Risk/Reward Vol. 178
THIS IS NOT INVESTMENT OR TAX ADVICE. IT IS A PERSONAL REFLECTION ON INVESTING. RELY ON NOTHING STATED HEREIN.
"I loved ya' baby/From the start
Loved ya' baby/With all of my heart
Lord, you put a spell on me/I just want to testify."---lyrics from "Testify" by Grand Funk Railroad
"What's it all about, Alfie?/Is it just for the moment we live?
What's it all about/When you sort it out, Alfie?
Are we meant to take more than we give?"---lyrics from "Alfie" by Burt Bacharach
"There's a sign on the wall/But she wants to be sure
Cause you know/Sometimes words have two meanings
In a tree by a brook/There's a songbird who sings
Sometimes all of our thoughts are misgiven."---lyrics from "Stairway to Heavan" by Led Zepplin
The stock indices reached new highs on Thursday, but Wednesday was the big day for yield hungry investors like me. As reported last week (Vol. 177 www.riskrewardblog.blogspot.com ), Federal Reserve Chair Benjamin Bernanke was scheduled to "Testify" before Congress on Wednesday. At 8:30 Eastern, an hour before the markets opened, he released his prepared remarks. And "from the start", the bond market "Loved it, baby/With all of its heart." In the remarks and the subsequent testimony, Bernanke confirmed what other Fed members have been saying recently: that any tapering of quantitative easing (QE3) would be tied to how well the economy is doing, and that the economy is not doing well enough now or in the foreseeable future to warrant it. In so stating, Bernanke seemingly abandoned his comments of June 19th which the bond market had interpreted as putting QE3 tapering on a set timetable beginning no later than September, 2013 with a complete cessation by the summer of 2014; comments which, at the time, sent bonds and bond related securities into a nose dive. His remarks "put a spell" on the all important 10 Year Treasury Bond. Its yield quickly fell below 2.5% with a correspondent spike in the bond's price. (Remember, a drop in bond yields means a rise in bond prices.)
Also on Wednesday, CNBC televised its annual "Delivering Alpha" conference. (In the financial world, "alpha" means performance above a benchmark. It is short hand for profitable, risk adjusted investing, and "when you sort it out/ Alpha is what it's all about" ; it means you "take more than you give.") Tips from such luminaries as Leon Cooperman and Steve Kuhn who were featured at the conference are "moments for which I live." Hailed as clairvoyant for picking ten out of ten double digit winners at last year's conference, Cooperman again listed 10 stocks that he believes will out perform over the next twelve months. And five of them fit within my yield-hungry wheelhouse: two real estate investment trusts (REIT's), two business development companies and a master limited partnership. Universally recognized as a leading bond/fixed income fund manager, Kuhn recommended a re-look at mortgage REIT's which he said had been oversold. When asked to pick the one sector of fixed income which he believed would deliver the greatest alpha over the coming months, he stated unequivocally municipal bonds---about which I wrote last week.
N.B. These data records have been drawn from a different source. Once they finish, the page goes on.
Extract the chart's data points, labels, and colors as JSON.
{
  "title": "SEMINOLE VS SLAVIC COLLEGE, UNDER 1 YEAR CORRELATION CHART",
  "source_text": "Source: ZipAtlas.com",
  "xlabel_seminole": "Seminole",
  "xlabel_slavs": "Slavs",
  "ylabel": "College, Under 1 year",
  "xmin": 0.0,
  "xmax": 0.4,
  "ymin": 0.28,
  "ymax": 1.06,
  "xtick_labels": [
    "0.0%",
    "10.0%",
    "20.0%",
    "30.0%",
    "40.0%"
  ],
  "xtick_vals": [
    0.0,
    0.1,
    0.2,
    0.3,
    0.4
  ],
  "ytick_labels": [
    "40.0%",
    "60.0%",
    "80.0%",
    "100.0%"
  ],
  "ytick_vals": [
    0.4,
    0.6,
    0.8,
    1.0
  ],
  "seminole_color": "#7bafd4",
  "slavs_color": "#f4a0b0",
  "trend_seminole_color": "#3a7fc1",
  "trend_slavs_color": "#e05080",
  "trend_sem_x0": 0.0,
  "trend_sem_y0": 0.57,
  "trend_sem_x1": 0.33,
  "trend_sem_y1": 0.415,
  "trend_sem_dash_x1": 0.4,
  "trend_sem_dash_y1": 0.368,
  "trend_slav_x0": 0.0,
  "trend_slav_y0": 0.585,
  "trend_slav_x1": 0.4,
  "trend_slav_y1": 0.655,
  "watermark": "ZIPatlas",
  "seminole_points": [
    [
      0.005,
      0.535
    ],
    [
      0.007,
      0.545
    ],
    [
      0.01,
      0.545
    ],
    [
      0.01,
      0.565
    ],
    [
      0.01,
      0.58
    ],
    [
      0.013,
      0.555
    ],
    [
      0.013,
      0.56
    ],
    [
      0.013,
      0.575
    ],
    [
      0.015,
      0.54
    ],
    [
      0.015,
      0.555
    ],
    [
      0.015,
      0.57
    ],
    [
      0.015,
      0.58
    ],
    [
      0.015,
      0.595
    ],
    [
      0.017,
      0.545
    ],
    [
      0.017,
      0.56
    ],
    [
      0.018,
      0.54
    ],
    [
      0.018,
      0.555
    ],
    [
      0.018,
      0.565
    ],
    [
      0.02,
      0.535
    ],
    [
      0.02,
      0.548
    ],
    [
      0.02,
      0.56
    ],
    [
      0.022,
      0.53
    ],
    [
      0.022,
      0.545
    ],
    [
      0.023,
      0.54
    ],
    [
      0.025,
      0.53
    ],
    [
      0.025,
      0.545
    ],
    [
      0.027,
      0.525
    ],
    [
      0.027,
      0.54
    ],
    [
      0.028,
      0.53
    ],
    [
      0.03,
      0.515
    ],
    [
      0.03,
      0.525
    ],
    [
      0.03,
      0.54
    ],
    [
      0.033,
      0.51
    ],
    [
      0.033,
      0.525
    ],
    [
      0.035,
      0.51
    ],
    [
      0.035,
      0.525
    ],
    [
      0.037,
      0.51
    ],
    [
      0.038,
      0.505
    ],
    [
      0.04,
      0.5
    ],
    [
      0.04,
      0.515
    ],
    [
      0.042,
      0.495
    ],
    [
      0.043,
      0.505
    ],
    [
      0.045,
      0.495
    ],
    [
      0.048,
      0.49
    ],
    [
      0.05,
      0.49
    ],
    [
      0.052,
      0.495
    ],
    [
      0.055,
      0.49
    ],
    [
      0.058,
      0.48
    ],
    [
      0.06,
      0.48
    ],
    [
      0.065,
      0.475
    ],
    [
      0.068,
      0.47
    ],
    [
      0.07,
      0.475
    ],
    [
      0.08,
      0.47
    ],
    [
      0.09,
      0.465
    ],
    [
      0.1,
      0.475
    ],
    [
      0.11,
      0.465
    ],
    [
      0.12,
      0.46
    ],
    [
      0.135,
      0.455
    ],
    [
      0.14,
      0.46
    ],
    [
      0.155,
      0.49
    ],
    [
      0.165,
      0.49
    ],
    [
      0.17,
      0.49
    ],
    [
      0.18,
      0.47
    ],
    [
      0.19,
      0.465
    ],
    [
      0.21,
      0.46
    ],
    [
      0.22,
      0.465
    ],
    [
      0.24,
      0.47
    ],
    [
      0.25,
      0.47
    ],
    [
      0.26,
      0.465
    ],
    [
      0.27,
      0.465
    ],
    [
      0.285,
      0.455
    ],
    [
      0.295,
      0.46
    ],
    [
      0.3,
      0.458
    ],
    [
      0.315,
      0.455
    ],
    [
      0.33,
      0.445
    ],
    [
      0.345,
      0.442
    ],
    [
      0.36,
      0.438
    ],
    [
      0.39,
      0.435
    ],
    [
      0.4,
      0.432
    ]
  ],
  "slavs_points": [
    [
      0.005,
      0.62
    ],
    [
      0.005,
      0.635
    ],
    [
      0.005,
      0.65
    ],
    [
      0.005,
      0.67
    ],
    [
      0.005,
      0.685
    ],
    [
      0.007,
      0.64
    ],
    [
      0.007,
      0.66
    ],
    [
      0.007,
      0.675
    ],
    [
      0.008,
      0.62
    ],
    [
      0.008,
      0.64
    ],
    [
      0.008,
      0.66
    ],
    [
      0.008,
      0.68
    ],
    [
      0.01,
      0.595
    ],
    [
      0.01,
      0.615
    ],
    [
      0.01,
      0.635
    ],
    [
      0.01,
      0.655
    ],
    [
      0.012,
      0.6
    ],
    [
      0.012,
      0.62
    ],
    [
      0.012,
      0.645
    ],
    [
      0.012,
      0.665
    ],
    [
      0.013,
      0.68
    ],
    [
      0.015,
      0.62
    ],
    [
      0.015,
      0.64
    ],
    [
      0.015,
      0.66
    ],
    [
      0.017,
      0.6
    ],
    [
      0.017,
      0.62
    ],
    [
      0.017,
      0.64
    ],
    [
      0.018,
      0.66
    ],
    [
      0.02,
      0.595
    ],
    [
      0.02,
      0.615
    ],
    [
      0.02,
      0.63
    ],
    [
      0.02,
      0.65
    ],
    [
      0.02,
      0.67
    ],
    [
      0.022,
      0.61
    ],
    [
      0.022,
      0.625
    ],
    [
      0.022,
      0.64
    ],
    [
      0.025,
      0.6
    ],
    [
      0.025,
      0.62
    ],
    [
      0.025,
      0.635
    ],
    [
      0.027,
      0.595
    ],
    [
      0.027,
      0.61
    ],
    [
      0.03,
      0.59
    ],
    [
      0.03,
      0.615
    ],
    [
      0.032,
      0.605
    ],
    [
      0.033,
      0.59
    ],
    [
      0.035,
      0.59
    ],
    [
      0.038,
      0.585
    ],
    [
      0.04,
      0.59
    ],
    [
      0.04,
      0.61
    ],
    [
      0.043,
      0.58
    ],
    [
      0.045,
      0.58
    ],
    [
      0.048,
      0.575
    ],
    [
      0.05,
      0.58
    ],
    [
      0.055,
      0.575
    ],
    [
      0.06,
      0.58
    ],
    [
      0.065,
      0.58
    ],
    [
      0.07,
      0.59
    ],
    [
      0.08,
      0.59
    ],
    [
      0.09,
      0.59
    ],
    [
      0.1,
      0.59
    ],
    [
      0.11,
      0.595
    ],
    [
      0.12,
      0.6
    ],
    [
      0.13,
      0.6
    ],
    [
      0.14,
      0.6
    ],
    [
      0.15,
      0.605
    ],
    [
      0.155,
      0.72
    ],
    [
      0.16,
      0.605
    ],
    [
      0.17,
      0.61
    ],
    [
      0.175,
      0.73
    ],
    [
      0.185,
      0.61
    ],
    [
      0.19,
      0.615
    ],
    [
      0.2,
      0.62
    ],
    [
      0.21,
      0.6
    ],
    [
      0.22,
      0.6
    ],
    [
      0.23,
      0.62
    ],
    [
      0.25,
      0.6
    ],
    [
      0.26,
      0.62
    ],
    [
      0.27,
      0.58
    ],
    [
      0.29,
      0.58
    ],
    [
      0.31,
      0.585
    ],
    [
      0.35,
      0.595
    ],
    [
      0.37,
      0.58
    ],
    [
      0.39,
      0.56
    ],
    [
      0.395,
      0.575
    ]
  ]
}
Although I started my re-entry last week, I tiptoed "Cause you know/Sometimes words have two meanings." And the words from the Fed over the past few weeks about the future of QE3 were ambiguous if not contradictory. But Wednesday's pronouncement by Uncle Ben was "a sign on the wall": "a song bird singing" if you will, about which I have "no misgivings." As a consequence, this week I bought with conviction and am now 60% invested. Hopefully, I am again on a "Stairway to Heaven." I repurchased much of what I had sold in late May plus some municipal bond funds, the downdraft from Detroit's bankruptcy having provided an excellent buying opportunity. I am on track for annualized, taxable equivalent dividends of 8+%. All I want is stability but will gladly accept some capital appreciation.
It is my considered opinion that Bernanke's statements will impact the bond/fixed income world in which I dwell like a Led Zepplin concert: taking us from a market that has been "Dazed and Confused" to one that promises a "Whole Lotta Love."